For the discriminator on the other hand, we are building a binary classifier: it takes a large object like an image and turns that into a single bit “fake/not fake” classification output. A normal convolution reduces the dimension of input to output if properly configured. We cascade a number of convnet layers with activation together and then train them to produce the desired “yes/no” output. We see convnets of that style used as classifiers all the time, e.g. in DLS Course 4.

In neural networks of any kind, we need to initialize the weights randomly in order to implement “symmetry breaking”. If you start with the weights the same, then when you run the training all the neurons will learn the same thing, which is not useful. That initialization routine is a pretty standard one that uses a normal distribution with \mu = 0 and \sigma a small value.

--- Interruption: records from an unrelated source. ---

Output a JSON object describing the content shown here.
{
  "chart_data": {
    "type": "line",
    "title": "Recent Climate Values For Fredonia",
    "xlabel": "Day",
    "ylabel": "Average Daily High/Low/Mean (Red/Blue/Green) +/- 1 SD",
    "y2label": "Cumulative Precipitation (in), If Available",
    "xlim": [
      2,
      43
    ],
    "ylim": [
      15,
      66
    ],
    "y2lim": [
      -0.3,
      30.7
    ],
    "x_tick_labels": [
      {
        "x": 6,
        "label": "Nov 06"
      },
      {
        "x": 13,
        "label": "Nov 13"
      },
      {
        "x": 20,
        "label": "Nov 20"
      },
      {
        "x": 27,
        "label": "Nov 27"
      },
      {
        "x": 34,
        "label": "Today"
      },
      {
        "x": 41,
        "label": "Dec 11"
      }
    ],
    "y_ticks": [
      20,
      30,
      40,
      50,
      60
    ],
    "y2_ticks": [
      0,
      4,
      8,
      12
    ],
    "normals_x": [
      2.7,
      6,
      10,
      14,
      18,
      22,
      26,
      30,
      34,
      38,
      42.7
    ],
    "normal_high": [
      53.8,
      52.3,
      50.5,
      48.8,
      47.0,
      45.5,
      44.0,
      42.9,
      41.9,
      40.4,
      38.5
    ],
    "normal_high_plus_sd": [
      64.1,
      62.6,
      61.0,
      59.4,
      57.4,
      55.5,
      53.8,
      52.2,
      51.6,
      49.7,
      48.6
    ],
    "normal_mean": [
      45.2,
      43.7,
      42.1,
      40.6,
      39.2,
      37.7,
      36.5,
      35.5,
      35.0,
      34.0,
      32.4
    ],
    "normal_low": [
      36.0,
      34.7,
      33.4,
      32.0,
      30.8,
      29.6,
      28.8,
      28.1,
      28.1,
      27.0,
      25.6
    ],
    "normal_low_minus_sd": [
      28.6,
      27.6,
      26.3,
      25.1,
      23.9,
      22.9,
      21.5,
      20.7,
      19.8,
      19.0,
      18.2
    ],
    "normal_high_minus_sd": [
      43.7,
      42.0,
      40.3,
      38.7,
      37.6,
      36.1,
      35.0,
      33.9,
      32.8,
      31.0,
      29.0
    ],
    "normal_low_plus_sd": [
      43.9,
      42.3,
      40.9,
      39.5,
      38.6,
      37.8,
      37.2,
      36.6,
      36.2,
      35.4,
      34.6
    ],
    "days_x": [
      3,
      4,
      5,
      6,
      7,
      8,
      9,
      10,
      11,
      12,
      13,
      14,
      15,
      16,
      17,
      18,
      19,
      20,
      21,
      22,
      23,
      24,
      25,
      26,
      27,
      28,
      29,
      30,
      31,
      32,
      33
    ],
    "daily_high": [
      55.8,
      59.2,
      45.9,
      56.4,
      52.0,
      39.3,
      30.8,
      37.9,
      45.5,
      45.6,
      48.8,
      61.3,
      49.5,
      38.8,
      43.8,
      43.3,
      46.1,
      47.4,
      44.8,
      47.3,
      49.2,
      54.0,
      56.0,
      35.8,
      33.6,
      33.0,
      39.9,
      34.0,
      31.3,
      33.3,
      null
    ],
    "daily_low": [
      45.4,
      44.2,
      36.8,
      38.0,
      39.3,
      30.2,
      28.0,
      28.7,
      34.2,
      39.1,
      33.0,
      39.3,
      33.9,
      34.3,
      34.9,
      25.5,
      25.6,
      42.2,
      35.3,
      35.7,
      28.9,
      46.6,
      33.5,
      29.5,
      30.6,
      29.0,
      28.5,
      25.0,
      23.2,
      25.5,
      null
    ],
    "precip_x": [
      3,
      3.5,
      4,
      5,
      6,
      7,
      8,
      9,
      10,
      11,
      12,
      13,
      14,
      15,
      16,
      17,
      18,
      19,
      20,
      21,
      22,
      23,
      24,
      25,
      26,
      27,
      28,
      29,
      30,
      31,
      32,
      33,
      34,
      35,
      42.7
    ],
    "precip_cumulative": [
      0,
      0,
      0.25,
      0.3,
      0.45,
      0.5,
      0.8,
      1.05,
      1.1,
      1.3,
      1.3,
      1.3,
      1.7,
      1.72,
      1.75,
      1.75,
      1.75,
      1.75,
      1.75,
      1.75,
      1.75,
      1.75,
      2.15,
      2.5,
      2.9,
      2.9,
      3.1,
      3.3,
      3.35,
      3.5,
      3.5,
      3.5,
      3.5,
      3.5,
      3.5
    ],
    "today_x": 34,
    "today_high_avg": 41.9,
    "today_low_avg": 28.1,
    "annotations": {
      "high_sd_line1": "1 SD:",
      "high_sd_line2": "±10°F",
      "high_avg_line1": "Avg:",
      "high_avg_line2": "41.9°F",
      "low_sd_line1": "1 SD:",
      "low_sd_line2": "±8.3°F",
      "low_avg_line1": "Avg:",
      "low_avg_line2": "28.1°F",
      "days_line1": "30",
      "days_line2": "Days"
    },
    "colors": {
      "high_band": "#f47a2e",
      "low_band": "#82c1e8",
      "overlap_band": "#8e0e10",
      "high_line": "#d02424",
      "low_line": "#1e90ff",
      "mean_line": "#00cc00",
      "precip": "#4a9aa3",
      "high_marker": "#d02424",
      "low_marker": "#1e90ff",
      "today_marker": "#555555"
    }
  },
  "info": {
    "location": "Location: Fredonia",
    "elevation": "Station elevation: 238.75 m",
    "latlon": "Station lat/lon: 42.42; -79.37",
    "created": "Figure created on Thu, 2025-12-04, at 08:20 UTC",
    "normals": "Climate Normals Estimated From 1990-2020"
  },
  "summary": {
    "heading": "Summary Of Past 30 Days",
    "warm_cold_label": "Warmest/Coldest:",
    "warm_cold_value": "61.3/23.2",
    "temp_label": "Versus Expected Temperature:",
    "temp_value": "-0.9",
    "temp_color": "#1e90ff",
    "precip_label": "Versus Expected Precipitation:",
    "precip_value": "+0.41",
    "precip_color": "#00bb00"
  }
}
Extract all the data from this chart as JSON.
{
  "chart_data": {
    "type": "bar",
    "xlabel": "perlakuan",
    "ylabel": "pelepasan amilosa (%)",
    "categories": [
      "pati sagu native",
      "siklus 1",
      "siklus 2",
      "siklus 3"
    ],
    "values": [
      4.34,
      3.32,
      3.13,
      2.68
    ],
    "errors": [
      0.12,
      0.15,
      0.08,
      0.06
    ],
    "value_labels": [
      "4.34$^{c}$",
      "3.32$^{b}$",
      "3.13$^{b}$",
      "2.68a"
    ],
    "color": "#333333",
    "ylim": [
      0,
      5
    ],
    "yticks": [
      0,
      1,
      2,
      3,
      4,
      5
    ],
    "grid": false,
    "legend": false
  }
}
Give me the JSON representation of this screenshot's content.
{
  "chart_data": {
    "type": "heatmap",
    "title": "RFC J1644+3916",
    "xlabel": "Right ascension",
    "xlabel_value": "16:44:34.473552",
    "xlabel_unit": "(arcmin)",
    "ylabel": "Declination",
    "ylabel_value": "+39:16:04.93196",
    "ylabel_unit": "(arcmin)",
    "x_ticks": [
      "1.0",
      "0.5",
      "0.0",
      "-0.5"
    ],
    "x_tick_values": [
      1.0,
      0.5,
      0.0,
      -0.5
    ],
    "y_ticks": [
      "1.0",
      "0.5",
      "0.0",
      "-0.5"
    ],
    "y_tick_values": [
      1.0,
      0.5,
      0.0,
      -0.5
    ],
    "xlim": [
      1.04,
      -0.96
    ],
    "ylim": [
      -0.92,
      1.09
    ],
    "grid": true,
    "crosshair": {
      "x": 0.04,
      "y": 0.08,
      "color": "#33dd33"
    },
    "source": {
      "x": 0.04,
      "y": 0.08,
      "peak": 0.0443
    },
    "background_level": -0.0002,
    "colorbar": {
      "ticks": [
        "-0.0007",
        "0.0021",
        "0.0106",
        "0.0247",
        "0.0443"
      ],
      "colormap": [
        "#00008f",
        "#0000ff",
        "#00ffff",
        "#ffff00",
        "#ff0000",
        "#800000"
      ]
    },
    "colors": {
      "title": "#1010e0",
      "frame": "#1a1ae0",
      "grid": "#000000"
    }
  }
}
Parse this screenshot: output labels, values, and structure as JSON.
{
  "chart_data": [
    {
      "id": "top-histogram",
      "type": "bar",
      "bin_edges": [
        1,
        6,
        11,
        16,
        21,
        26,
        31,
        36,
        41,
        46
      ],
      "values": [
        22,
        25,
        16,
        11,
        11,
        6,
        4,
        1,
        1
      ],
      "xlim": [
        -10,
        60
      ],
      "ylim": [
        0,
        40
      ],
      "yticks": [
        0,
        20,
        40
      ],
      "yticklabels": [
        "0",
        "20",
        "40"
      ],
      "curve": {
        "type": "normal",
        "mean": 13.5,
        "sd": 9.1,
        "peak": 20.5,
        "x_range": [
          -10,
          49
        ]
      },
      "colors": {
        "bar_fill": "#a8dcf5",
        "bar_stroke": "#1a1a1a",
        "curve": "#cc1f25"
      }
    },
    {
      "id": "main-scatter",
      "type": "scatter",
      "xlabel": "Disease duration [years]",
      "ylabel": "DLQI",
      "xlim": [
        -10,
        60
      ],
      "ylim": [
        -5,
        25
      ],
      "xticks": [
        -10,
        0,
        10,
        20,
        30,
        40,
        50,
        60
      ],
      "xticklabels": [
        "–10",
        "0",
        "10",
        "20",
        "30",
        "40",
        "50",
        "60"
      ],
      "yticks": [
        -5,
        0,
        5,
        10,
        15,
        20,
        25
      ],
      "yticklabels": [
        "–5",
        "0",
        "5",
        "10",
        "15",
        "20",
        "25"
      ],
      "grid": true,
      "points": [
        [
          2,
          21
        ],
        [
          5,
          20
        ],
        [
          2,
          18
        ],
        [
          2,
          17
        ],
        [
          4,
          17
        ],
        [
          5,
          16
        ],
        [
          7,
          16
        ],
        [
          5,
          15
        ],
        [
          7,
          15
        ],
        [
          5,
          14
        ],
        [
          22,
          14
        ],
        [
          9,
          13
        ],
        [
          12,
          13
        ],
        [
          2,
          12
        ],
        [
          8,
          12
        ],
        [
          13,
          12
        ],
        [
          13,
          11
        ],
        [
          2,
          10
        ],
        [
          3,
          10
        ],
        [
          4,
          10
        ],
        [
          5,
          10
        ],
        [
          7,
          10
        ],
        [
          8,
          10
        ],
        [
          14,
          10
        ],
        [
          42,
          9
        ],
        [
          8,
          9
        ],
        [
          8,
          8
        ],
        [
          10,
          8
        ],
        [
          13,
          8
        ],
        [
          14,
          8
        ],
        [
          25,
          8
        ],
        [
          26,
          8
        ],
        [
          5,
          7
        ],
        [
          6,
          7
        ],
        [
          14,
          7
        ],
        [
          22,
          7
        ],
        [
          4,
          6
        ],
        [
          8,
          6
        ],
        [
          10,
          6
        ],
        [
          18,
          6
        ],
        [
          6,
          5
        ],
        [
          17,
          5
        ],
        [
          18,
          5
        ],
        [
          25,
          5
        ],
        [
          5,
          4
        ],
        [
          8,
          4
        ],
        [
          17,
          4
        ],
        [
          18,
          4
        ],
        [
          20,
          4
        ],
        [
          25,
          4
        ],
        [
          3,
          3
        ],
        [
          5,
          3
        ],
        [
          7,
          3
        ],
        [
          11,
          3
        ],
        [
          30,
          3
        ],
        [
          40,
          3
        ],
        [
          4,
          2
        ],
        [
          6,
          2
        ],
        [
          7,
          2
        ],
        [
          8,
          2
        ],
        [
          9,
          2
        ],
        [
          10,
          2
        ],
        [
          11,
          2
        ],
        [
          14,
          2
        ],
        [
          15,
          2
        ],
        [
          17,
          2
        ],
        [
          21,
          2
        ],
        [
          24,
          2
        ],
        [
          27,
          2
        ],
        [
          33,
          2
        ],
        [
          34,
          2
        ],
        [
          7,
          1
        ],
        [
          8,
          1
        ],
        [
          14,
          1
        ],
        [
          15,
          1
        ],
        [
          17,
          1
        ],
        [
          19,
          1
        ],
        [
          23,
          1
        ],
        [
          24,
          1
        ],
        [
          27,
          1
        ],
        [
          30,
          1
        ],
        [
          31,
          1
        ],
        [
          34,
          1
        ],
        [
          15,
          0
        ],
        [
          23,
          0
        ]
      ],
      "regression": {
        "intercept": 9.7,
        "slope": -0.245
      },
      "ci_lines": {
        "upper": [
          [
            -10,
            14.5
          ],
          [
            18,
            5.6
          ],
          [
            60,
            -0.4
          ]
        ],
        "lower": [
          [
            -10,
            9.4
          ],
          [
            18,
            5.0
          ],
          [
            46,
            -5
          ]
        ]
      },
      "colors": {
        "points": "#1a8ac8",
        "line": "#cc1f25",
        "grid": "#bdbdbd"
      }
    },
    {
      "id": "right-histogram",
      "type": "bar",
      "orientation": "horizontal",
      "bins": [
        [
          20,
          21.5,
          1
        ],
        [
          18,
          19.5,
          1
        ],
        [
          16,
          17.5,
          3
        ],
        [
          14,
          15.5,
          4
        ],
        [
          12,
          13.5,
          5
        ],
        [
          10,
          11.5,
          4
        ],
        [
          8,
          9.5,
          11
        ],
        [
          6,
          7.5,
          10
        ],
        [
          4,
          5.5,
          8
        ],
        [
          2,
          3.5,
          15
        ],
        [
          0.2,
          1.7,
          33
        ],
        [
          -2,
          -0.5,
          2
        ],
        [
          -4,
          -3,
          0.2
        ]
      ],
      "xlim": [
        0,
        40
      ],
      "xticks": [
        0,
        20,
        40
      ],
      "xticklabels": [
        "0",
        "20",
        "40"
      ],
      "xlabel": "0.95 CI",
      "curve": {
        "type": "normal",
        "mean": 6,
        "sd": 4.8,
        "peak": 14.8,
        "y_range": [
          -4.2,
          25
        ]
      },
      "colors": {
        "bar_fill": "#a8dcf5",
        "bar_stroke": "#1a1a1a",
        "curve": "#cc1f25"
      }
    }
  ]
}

Well, you are welcome to try different values and see how it affects the results. Here’s the docpage for the torchvision.normalize function. I confess that the comment there does not map to my understanding the actual code that they gave you there. Having \mu = 0.5 and \sigma = 0.5 will not result in only values between -1 and 1 at least according to my understanding.

2 Likes

Thank You so much that was helpful.

I dug into the pytorch normalize function to understand how the code comment relates to the parameters passed in:

In the documentation, it says that the transform normalizes each channel using this function:

output[channel] = (input[channel] - mean[channel]) / std[channel]

So, the parameters are not actual mean and std values, but are adjustments to make to the input data to affect those values.

In particular, in the assignment, the input MNIST dataset has values ranging from 0.0 to 1.0, so:

  • a “mean” parameter of 0.5, (input[channel] - mean[channel]) will give us values ranging from -0.5 to 0.5, shifting the mean to the left by 0.5.
  • then, taking that value / std[channel] for “std” parameter 0.5, we stretch out the original std to get values ranging from -1.0 to 1.0

This is why the comments talk about normalizing the input values to fit the range -1.0 to 1.0

Thanks, Wendy! That makes total sense now. I was just thinking about “normal” distributions in general and hadn’t taken the step of going back and looking at the notebook to remind myself of what the inputs actually look like here.